Just as they would later do at Faith in Gainesville, the Sasses jumped into church life in Fremont. The bowl in the church’s baptismal font rested unevenly in the font, so when the church was baptizing a baby, someone needed to hold the bowl. Sasse always volunteered for the job.
“Ben was the bowl guy,” McClellan said.
When a couple in the church had a grandson die in a car accident, the Sasses not only brought a freezer meal for the grieving family, but also noticed that the houseplants needed watering and watered them.
Sasse attended Grace and served in the U.S. Senate from 2014 until 2023 when he resigned from the Senate to become president at the University of Florida.
In July 2024, Sasse resigned from his post at the University of Florida, citing his wife Melissa’s health concerns as the primary reason for stepping down. He hoped to focus more on his wife’s health. The family moved to Austin in 2025, where they attend Redeemer Presbyterian Church. Landry said because the Sasse family lived in Austin previously, they have an extensive support network to help them now, and many in that support network attend Redeemer.
Sasse receives his treatment several days each week in Houston. The medicine depletes his energy, so he sleeps as much as 15 hours each day. Still, while he has breath, he will do the work before him, reminding the country of the value of community and the church of the goodness of God.
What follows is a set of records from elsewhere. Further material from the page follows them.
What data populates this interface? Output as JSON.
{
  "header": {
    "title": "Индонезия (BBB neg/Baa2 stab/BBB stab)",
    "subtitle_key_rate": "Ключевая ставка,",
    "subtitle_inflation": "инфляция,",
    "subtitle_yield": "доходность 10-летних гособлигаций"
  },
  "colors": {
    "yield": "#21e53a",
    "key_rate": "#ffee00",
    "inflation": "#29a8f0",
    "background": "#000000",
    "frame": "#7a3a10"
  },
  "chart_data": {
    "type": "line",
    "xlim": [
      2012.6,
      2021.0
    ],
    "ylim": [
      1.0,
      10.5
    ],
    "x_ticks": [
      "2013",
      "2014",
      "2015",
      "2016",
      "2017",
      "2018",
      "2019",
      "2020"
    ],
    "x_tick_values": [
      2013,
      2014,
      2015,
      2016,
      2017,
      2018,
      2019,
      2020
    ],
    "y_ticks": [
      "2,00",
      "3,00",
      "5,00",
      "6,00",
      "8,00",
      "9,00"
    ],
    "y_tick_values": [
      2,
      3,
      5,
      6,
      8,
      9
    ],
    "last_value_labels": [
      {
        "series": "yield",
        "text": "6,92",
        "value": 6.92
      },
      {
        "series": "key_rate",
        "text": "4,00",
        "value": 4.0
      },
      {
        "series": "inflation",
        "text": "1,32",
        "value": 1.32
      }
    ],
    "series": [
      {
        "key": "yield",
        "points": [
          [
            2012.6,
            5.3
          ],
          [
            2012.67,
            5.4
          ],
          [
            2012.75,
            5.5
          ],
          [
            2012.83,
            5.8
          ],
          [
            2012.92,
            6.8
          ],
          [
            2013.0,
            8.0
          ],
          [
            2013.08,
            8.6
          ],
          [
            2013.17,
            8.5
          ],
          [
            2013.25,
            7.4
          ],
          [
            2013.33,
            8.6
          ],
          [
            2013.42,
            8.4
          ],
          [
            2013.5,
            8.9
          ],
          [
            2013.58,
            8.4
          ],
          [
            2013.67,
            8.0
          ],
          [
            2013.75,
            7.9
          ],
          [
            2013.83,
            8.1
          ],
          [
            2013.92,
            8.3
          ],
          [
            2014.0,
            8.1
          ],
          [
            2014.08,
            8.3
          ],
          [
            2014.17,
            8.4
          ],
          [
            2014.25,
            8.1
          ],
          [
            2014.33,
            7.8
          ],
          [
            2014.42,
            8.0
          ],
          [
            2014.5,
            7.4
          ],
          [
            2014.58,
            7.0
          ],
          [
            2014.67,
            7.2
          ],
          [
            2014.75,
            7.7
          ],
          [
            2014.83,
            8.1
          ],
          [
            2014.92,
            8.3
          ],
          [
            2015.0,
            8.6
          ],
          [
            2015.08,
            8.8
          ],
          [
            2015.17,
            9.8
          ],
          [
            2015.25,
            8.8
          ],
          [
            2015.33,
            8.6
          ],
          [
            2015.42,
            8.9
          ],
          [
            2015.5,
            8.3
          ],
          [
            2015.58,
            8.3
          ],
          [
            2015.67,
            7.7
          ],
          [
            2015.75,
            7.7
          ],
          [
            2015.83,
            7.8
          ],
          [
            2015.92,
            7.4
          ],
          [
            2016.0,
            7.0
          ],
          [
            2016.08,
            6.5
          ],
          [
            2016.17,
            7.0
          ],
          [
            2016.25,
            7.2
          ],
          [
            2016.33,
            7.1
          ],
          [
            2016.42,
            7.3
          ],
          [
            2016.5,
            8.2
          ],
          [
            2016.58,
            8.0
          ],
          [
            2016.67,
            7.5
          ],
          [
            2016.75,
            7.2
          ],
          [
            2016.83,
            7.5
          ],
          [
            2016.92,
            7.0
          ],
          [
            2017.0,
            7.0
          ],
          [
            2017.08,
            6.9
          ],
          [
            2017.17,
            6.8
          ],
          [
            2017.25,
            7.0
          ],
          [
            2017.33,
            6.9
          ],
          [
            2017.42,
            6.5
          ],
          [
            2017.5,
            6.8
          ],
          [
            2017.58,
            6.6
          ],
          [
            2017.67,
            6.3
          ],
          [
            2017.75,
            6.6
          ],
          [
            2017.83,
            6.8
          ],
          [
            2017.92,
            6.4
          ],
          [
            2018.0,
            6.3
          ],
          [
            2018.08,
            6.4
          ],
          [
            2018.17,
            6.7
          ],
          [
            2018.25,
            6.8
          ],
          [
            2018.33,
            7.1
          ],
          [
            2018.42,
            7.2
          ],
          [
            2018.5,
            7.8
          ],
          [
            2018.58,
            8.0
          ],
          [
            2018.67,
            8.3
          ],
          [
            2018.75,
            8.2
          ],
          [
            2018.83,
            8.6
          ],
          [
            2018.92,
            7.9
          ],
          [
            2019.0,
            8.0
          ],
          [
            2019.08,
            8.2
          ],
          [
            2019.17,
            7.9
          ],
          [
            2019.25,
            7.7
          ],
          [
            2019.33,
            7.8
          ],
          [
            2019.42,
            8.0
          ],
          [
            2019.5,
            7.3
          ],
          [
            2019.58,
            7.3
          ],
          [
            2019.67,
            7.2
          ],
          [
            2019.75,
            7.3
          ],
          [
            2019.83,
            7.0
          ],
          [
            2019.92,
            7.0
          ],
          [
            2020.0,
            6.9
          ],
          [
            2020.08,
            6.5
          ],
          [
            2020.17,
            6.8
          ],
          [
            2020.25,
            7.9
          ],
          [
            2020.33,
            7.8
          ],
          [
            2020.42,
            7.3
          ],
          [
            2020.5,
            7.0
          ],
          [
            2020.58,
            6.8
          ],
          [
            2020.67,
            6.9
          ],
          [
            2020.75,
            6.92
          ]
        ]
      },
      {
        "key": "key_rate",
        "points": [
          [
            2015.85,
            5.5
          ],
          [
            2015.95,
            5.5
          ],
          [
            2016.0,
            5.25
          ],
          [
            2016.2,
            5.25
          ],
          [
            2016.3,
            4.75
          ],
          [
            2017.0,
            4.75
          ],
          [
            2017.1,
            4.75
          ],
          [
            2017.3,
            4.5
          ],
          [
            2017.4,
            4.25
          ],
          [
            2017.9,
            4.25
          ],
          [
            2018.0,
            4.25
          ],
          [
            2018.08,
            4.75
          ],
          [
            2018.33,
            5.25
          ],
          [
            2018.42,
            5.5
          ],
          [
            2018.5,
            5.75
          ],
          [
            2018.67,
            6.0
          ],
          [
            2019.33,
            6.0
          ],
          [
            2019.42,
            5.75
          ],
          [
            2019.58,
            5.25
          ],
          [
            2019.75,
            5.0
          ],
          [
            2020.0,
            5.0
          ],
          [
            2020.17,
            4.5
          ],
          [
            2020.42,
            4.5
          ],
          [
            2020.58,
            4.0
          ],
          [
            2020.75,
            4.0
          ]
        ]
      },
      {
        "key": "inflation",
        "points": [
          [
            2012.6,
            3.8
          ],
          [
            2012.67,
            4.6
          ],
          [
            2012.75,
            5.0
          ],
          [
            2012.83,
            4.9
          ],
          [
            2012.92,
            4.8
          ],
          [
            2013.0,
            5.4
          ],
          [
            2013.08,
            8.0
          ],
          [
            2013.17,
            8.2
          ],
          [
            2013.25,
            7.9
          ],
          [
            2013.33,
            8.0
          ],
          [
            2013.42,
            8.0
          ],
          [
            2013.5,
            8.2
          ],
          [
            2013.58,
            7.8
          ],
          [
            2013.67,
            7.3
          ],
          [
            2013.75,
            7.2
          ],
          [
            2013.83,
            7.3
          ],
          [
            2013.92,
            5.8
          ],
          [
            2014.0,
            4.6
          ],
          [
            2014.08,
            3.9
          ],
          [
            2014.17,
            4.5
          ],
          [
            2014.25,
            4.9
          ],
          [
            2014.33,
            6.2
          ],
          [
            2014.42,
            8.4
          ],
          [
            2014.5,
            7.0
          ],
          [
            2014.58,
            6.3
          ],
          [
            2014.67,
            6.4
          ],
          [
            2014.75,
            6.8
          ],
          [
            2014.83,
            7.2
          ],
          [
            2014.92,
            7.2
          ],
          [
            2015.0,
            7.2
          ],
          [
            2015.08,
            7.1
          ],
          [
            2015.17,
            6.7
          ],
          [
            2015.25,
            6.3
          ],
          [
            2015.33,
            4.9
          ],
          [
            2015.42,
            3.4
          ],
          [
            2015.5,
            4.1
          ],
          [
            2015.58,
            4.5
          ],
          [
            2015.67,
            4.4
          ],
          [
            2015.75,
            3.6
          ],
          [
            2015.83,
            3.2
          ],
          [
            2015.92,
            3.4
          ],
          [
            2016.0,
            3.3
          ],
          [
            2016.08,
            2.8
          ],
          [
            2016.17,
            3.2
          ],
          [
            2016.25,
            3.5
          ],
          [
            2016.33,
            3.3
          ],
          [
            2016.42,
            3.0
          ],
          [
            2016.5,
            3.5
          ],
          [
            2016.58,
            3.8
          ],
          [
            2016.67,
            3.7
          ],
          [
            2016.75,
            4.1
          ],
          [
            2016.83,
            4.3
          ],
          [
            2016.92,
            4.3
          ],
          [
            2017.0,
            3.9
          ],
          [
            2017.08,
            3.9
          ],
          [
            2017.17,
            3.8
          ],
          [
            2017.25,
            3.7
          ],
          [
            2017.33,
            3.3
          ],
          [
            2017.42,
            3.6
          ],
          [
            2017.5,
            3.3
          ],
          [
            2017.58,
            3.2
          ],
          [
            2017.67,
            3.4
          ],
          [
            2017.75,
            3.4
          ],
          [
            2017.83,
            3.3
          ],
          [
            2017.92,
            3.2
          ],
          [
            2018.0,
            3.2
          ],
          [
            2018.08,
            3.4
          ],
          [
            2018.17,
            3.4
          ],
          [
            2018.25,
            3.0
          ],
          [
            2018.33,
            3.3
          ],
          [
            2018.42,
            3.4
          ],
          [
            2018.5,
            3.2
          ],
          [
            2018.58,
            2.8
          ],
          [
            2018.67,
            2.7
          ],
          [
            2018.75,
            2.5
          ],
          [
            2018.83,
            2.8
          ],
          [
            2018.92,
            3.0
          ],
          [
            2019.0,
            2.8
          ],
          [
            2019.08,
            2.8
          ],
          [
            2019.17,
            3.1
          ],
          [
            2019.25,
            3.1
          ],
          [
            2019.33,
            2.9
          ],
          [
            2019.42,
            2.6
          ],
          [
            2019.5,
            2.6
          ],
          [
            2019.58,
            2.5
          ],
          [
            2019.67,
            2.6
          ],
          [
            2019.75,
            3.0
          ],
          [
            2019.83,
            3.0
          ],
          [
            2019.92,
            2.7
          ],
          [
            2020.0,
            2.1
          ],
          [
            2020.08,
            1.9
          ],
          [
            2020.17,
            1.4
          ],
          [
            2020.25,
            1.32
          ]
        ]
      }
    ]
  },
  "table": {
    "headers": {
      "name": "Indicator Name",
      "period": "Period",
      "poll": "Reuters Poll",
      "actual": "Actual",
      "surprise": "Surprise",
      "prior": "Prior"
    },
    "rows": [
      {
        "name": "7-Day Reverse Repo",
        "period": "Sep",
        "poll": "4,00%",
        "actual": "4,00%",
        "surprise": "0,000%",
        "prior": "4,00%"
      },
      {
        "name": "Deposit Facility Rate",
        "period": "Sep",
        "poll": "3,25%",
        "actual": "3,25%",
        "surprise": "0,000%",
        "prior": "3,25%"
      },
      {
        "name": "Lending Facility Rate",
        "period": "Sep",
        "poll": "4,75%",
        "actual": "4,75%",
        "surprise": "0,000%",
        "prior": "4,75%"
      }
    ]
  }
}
The truth is, “It is appointed unto men once to die” (Hebrews 9:27). The way Sasse has stewarded this physical trial reminds Christians that we have all been entrusted with a brief window in which to live. Though our death may not be as public as his, our faith certainly can be.
Landry observed that there is no difference between the “public” Sasse and the private “Sasse,” and no major difference between how Sasse prioritized his life before he knew he was dying and after.
“Although he has had to give greater attention to his own medical care and the prospect of dying has focused his energies, he is still the same man I’ve known and admired for many years,” he said.
“What people are seeing is who Ben has always been,” McClellan said. “What we are hearing is the spiritual and intellectual equivalent of good barbecue. Low and slow, and in the end you get the benefits of a thoughtful process. This guy has been thoughtful, intentional, careful. He’s really bright, but there are lots of really bright people and really bright Christians who cannot articulate things as clearly and concisely as Ben does. It’s who he has always been.”